Lun Aaron T L, Smyth Gordon K
The Walter and Eliza Hall Institute of Medical Research, 1G Royal Parade, Parkville, VIC 3052, Australia Department of Medical Biology, The University of Melbourne, Parkville, VIC 3010, Australia.
The Walter and Eliza Hall Institute of Medical Research, 1G Royal Parade, Parkville, VIC 3052, Australia Department of Mathematics and Statistics, The University of Melbourne, Parkville, VIC 3010, Australia
Nucleic Acids Res. 2014 Jun;42(11):e95. doi: 10.1093/nar/gku351. Epub 2014 May 22.
A common aim in ChIP-seq experiments is to identify changes in protein binding patterns between conditions, i.e. differential binding. A number of peak- and window-based strategies have been developed to detect differential binding when the regions of interest are not known in advance. However, careful consideration of error control is needed when applying these methods. Peak-based approaches use the same data set to define peaks and to detect differential binding. Done improperly, this can result in loss of type I error control. For window-based methods, controlling the false discovery rate over all detected windows does not guarantee control across all detected regions. Misinterpreting the former as the latter can result in unexpected liberalness. Here, several solutions are presented to maintain error control for these de novo counting strategies. For peak-based methods, peak calling should be performed on pooled libraries prior to the statistical analysis. For window-based methods, a hybrid approach using Simes' method is proposed to maintain control of the false discovery rate across regions. More generally, the relative advantages of peak- and window-based strategies are explored using a range of simulated and real data sets. Implementations of both strategies also compare favourably to existing programs for differential binding analyses.

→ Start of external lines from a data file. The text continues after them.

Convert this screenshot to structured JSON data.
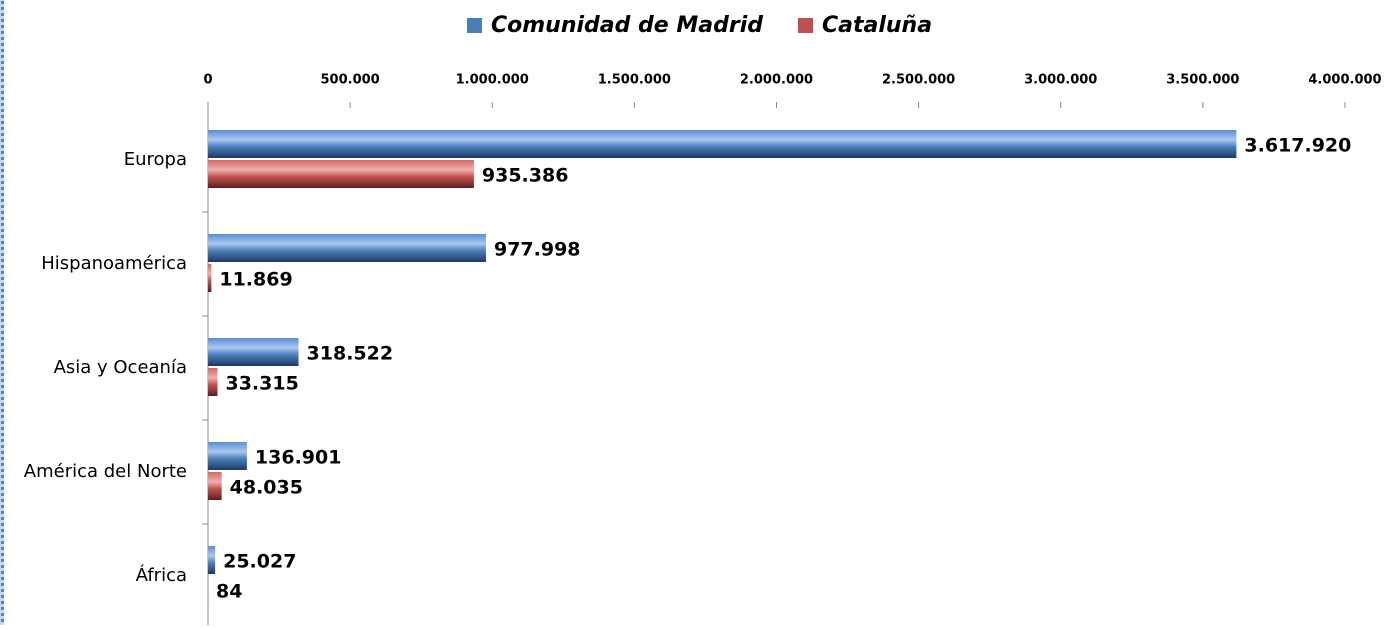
{
  "chart_data": {
    "type": "bar",
    "orientation": "horizontal",
    "categories": [
      "Europa",
      "Hispanoamérica",
      "Asia y Oceanía",
      "América del Norte",
      "África"
    ],
    "series": [
      {
        "name": "Comunidad de Madrid",
        "color": "#4a7ebb",
        "values": [
          3617920,
          977998,
          318522,
          136901,
          25027
        ],
        "value_labels": [
          "3.617.920",
          "977.998",
          "318.522",
          "136.901",
          "25.027"
        ]
      },
      {
        "name": "Cataluña",
        "color": "#c0504d",
        "values": [
          935386,
          11869,
          33315,
          48035,
          84
        ],
        "value_labels": [
          "935.386",
          "11.869",
          "33.315",
          "48.035",
          "84"
        ]
      }
    ],
    "xlim": [
      0,
      4000000
    ],
    "xticks": [
      0,
      {
        "value": 500000,
        "label": "500.000"
      },
      {
        "value": 1000000,
        "label": "1.000.000"
      },
      {
        "value": 1500000,
        "label": "1.500.000"
      },
      {
        "value": 2000000,
        "label": "2.000.000"
      },
      {
        "value": 2500000,
        "label": "2.500.000"
      },
      {
        "value": 3000000,
        "label": "3.000.000"
      },
      {
        "value": 3500000,
        "label": "3.500.000"
      },
      {
        "value": 4000000,
        "label": "4.000.000"
      }
    ],
    "legend": "top"
  }
}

染色质免疫沉淀测序(ChIP-seq)实验的一个常见目标是识别不同条件下蛋白质结合模式的变化,即差异结合。当预先不知道感兴趣的区域时,已经开发了许多基于峰和窗口的策略来检测差异结合。然而,在应用这些方法时需要仔细考虑误差控制。基于峰的方法使用相同的数据集来定义峰并检测差异结合。如果操作不当,这可能导致第一类错误控制的丧失。对于基于窗口的方法,控制所有检测到的窗口中的错误发现率并不能保证在所有检测到的区域中都能得到控制。将前者误解为后者可能会导致意外的宽松。在这里,提出了几种解决方案来维持这些从头计数策略的误差控制。对于基于峰的方法,在统计分析之前应在合并的文库上进行峰识别。对于基于窗口的方法,提出了一种使用西姆斯方法的混合方法来维持跨区域错误发现率的控制。更一般地说,使用一系列模拟和真实数据集探索了基于峰和窗口的策略的相对优势。这两种策略的实现与现有的差异结合分析程序相比也具有优势。